The Worm Factory 360 is simple to set up and operate, as the instruction manual is written in layman’s terms and includes step-by-step instructions. The instructional DVD also offers video guidance. This system also makes the composting process much faster compared to traditional composting methods, as it comes with a thermo-siphon air flow design. Managing the system only takes 15 minutes or less a week.
While old-fashioned way of composting kitchen scraps results in fruit flies, a bad odour and a compost that could freeze outside in winter, the Worm Factory 360 promises a stench-free and fly-free composting process. I have also noticed a general absence of fruit flies, and minimal odour which smells somewhat earthy but not unpleasantly so.
The Worm Factory 360 is also fairly sturdy for a plastic-based product, being within the satisfactory range though not impressively so. Its minimalistic, cuboidal design makes it aesthetically easy to place, and makes the best use of available space in corners. All the trays are stacked vertically so the entire system does not take up much horizontal space, and the lighter weight afforded by its plastic material allows it to be moved easily. There are also no large moving parts such as big tumblers, and no shovelling is required whatsoever, making the composting process fairly tidy and effortless.
A main con of vermicomposting in general is that the worm colony may take a while to establish, and the worms may initially crawl out of the trays and die. Shipping the worms at purchase could also prove fatal for the worms. It is also not completely fool-proof in deterring fruit flies, as I’ve noticed small numbers of flies buzzing about, depending on where the unit is placed.

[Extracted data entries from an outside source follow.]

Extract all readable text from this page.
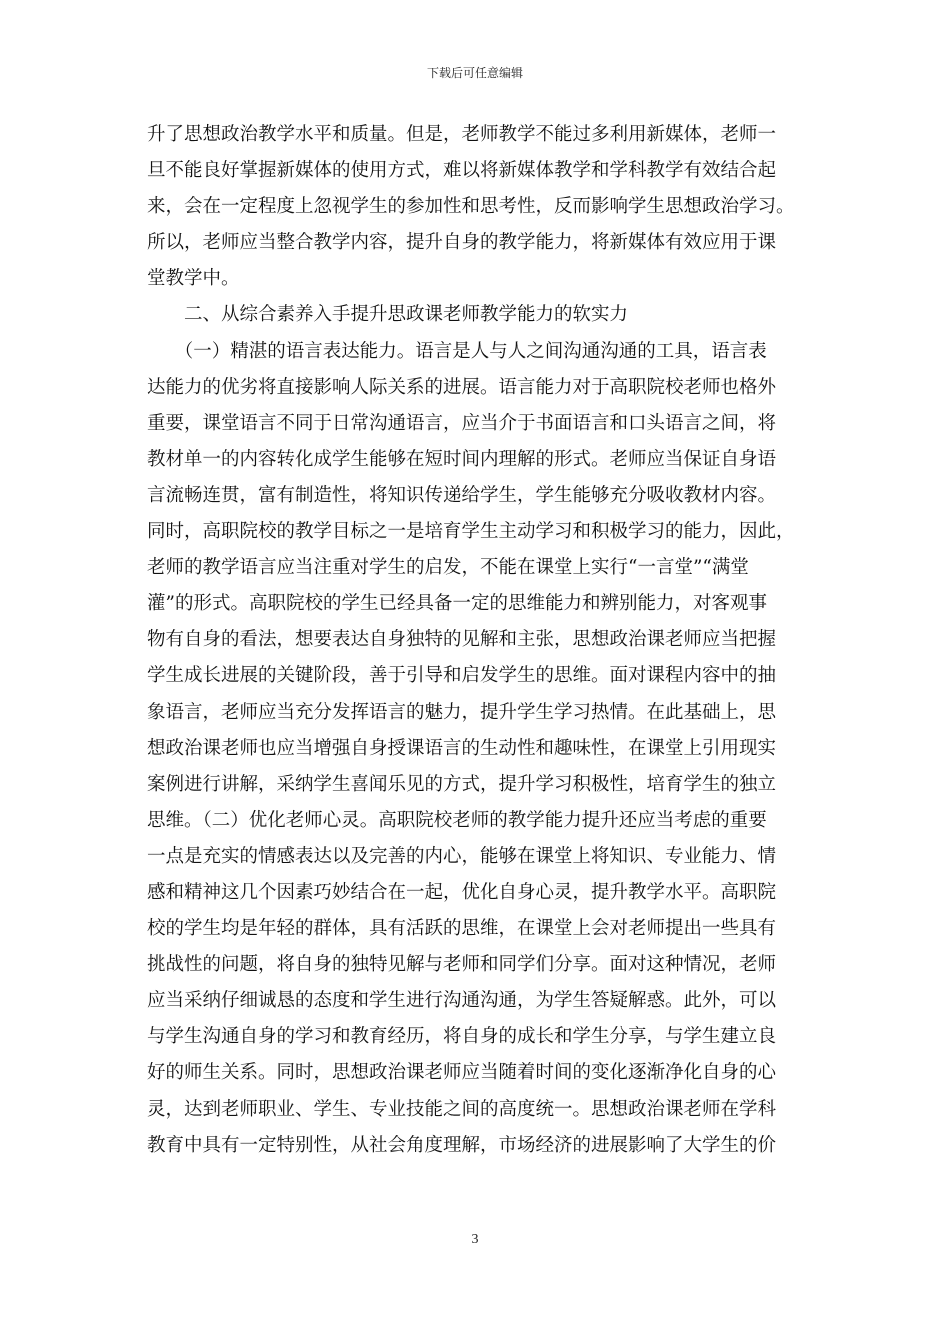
下载后可任意编辑
升了思想政治教学水平和质量。但是，老师教学不能过多利用新媒体，老师一
旦不能良好掌握新媒体的使用方式，难以将新媒体教学和学科教学有效结合起
来，会在一定程度上忽视学生的参加性和思考性，反而影响学生思想政治学习。
所以，老师应当整合教学内容，提升自身的教学能力，将新媒体有效应用于课
堂教学中。
　　二、从综合素养入手提升思政课老师教学能力的软实力
　　（一）精湛的语言表达能力。语言是人与人之间沟通沟通的工具，语言表
达能力的优劣将直接影响人际关系的进展。语言能力对于高职院校老师也格外
重要，课堂语言不同于日常沟通语言，应当介于书面语言和口头语言之间，将
教材单一的内容转化成学生能够在短时间内理解的形式。老师应当保证自身语
言流畅连贯，富有制造性，将知识传递给学生，学生能够充分吸收教材内容。
同时，高职院校的教学目标之一是培育学生主动学习和积极学习的能力，因此，
老师的教学语言应当注重对学生的启发，不能在课堂上实行“一言堂”“满堂
灌”的形式。高职院校的学生已经具备一定的思维能力和辨别能力，对客观事
物有自身的看法，想要表达自身独特的见解和主张，思想政治课老师应当把握
学生成长进展的关键阶段，善于引导和启发学生的思维。面对课程内容中的抽
象语言，老师应当充分发挥语言的魅力，提升学生学习热情。在此基础上，思
想政治课老师也应当增强自身授课语言的生动性和趣味性，在课堂上引用现实
案例进行讲解，采纳学生喜闻乐见的方式，提升学习积极性，培育学生的独立
思维。（二）优化老师心灵。高职院校老师的教学能力提升还应当考虑的重要
一点是充实的情感表达以及完善的内心，能够在课堂上将知识、专业能力、情
感和精神这几个因素巧妙结合在一起，优化自身心灵，提升教学水平。高职院
校的学生均是年轻的群体，具有活跃的思维，在课堂上会对老师提出一些具有
挑战性的问题，将自身的独特见解与老师和同学们分享。面对这种情况，老师
应当采纳仔细诚恳的态度和学生进行沟通沟通，为学生答疑解惑。此外，可以
与学生沟通自身的学习和教育经历，将自身的成长和学生分享，与学生建立良
好的师生关系。同时，思想政治课老师应当随着时间的变化逐渐净化自身的心
灵，达到老师职业、学生、专业技能之间的高度统一。思想政治课老师在学科
教育中具有一定特别性，从社会角度理解，市场经济的进展影响了大学生的价
3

Some users have filed complaints regarding poor customer service, as the company appears to be dismissive of support requests once the product has been purchased. One case claims it was not mentioned that the thermometer for temperature monitoring is not included, and the buyer was instead given a coupon to get one online, forcing them to pay for more shipping. While I have not personally experienced this issue with the manufacturer, the concerns are still valid, and must be taken into consideration before purchase.
Tips for Use
Worm composting can be done using kitchen scraps, paper waste and cardboard. Most kitchen scraps can be used, with the exception of dairy products, meats and citrus items, which are difficult to compost and can be harmful to the worms. The optimal ratio of organic material for the worms are approximately 50% food scraps, and 50% fibre or paper.

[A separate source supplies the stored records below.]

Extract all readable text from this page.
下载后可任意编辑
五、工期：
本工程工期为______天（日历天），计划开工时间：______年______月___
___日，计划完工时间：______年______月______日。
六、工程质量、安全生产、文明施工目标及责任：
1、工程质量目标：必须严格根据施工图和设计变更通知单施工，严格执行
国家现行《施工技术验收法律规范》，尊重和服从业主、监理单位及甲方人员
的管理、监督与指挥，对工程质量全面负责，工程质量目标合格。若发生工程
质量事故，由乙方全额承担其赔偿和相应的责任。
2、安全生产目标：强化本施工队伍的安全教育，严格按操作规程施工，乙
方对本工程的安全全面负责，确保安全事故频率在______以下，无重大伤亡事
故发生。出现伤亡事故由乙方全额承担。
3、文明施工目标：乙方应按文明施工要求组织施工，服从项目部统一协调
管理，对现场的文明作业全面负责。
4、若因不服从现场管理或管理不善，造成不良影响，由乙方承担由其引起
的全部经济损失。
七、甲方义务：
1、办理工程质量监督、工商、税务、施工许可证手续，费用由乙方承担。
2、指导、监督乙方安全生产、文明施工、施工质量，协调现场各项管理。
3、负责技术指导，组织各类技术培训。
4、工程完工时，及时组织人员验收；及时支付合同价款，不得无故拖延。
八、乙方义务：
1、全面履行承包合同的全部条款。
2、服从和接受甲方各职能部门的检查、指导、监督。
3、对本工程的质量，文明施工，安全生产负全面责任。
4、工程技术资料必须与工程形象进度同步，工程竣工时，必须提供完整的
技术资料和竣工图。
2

The first tray should take about three months to be fully composted by the worms, and the following trays can take as little as a month, depending on the amount of waste added. To ensure a faster breakdown process, the food can be cut up into smaller pieces before being thrown in.

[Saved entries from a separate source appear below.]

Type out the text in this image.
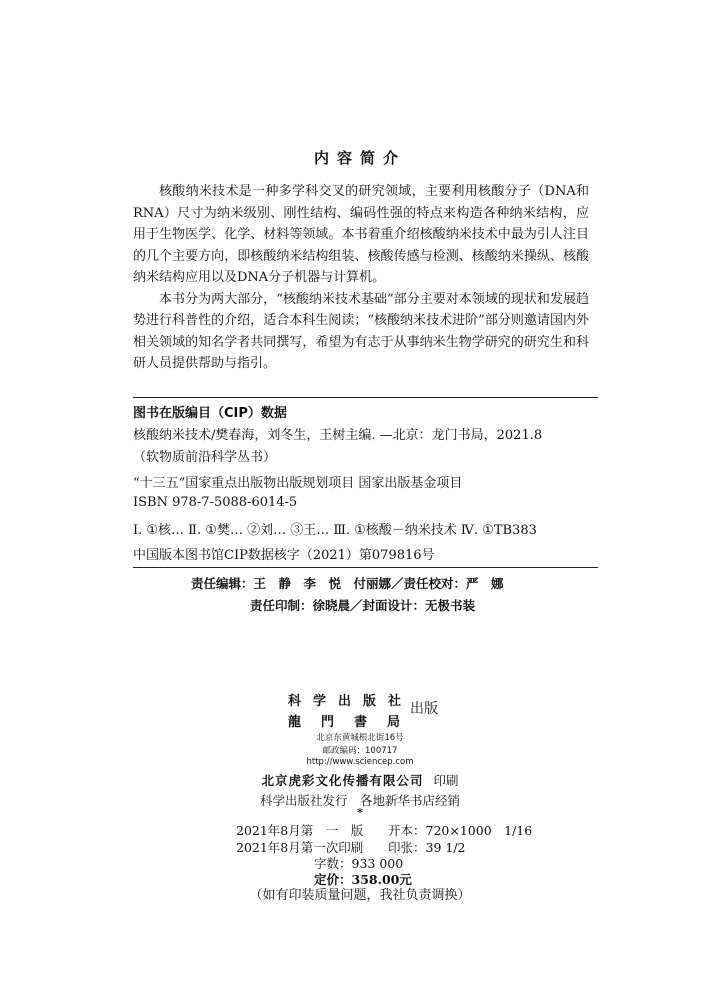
内容简介

核酸纳米技术是一种多学科交叉的研究领域，主要利用核酸分子（DNA和RNA）尺寸为纳米级别、刚性结构、编码性强的特点来构造各种纳米结构，应用于生物医学、化学、材料等领域。本书着重介绍核酸纳米技术中最为引人注目的几个主要方向，即核酸纳米结构组装、核酸传感与检测、核酸纳米操纵、核酸纳米结构应用以及DNA分子机器与计算机。

本书分为两大部分，“核酸纳米技术基础”部分主要对本领域的现状和发展趋势进行科普性的介绍，适合本科生阅读；“核酸纳米技术进阶”部分则邀请国内外相关领域的知名学者共同撰写，希望为有志于从事纳米生物学研究的研究生和科研人员提供帮助与指引。

图书在版编目（CIP）数据
核酸纳米技术/樊春海，刘冬生，王树主编. —北京：龙门书局，2021.8
（软物质前沿科学丛书）
“十三五”国家重点出版物出版规划项目 国家出版基金项目
ISBN 978-7-5088-6014-5
Ⅰ. ①核… Ⅱ. ①樊… ②刘… ③王… Ⅲ. ①核酸－纳米技术 Ⅳ. ①TB383
中国版本图书馆CIP数据核字（2021）第079816号
责任编辑：王　静　李　悦　付丽娜／责任校对：严　娜
责任印制：徐晓晨／封面设计：无极书装
科学出版社
龍門書局
出版
北京东黄城根北街16号
邮政编码：100717
http://www.sciencep.com
北京虎彩文化传播有限公司 印刷
科学出版社发行　各地新华书店经销
*
2021年8月第　一　版 开本：720×1000　1/16
2021年8月第一次印刷 印张：39 1/2
字数：933 000
定价：358.00元
（如有印装质量问题，我社负责调换）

The recommended starting number of worms is 1000. Once settled in, the worms will multiply and the presence of baby worms is a good indicator that the unit has been set up correctly. The Worm Factory 360 should also be kept at a suitable temperature, so that the bedding remains between 40 and 80F. The general rule of thumb with feeding is that the worms can eat half their weight in food per day – they can simply be fed more at once if the user is to be away for a longer period of time.